Some new investments may be prudent at this point, especially in the area of schools, and some tax relief also makes sense, especially in the area of farm property taxes. The Legislature is also homing in on a tax credit for those paying back student loans, which would be one of the first of its kind in the country.

But a recent report also showed that big changes in the Affordable Care Act at the federal level may cost the state hundreds of millions of dollars. Some GOP proposals call for cutting back federal funding to state for Medicaid, the program that provides health care to the poor.

Minnesota was one of the first states that expanded Medicaid under the ACA and while it covered many people who were never before covered, it is an expensive proposition.
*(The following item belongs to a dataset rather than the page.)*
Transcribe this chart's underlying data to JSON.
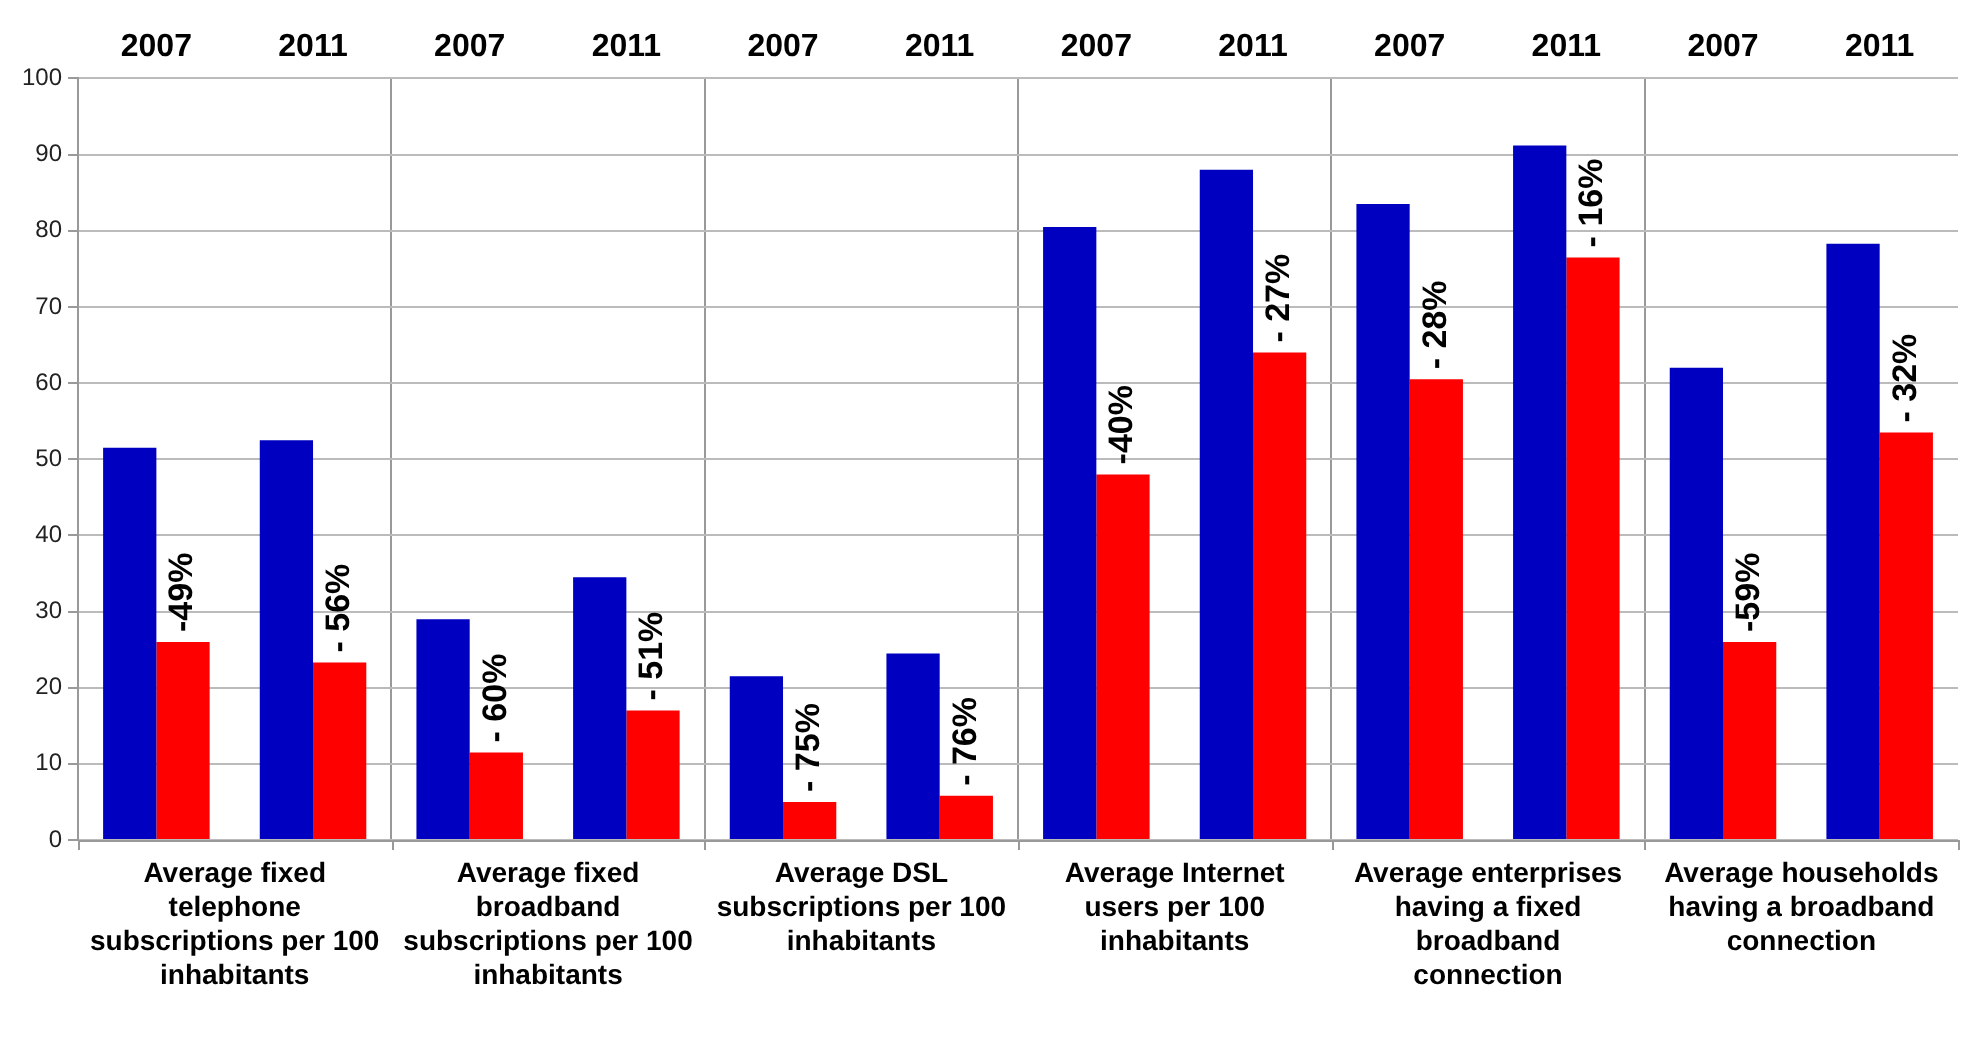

A recent report on broad outlines of the ACA changes proposed by the GOP led Congress could cost the state $1.3 billion in 2019 and up to $5 billion by 2021. That would all but wipe out Minnesota’s surplus.

The national economy may be another wild card for the state’s budget. The Federal Reserve is estimating it will raise interest rates again in 2018 and maybe more than once.

Growth in military spending proposed by President Donald Trump could also boost the federal deficit and create a ripple effect back to the states.

Now is not the time to “throw money around” at the state level. We urge legislators and the governor to be prudent, and build up our surplus for the rainy days that appear to be on the horizon.

Economic uncertainty could create state budget deficit again.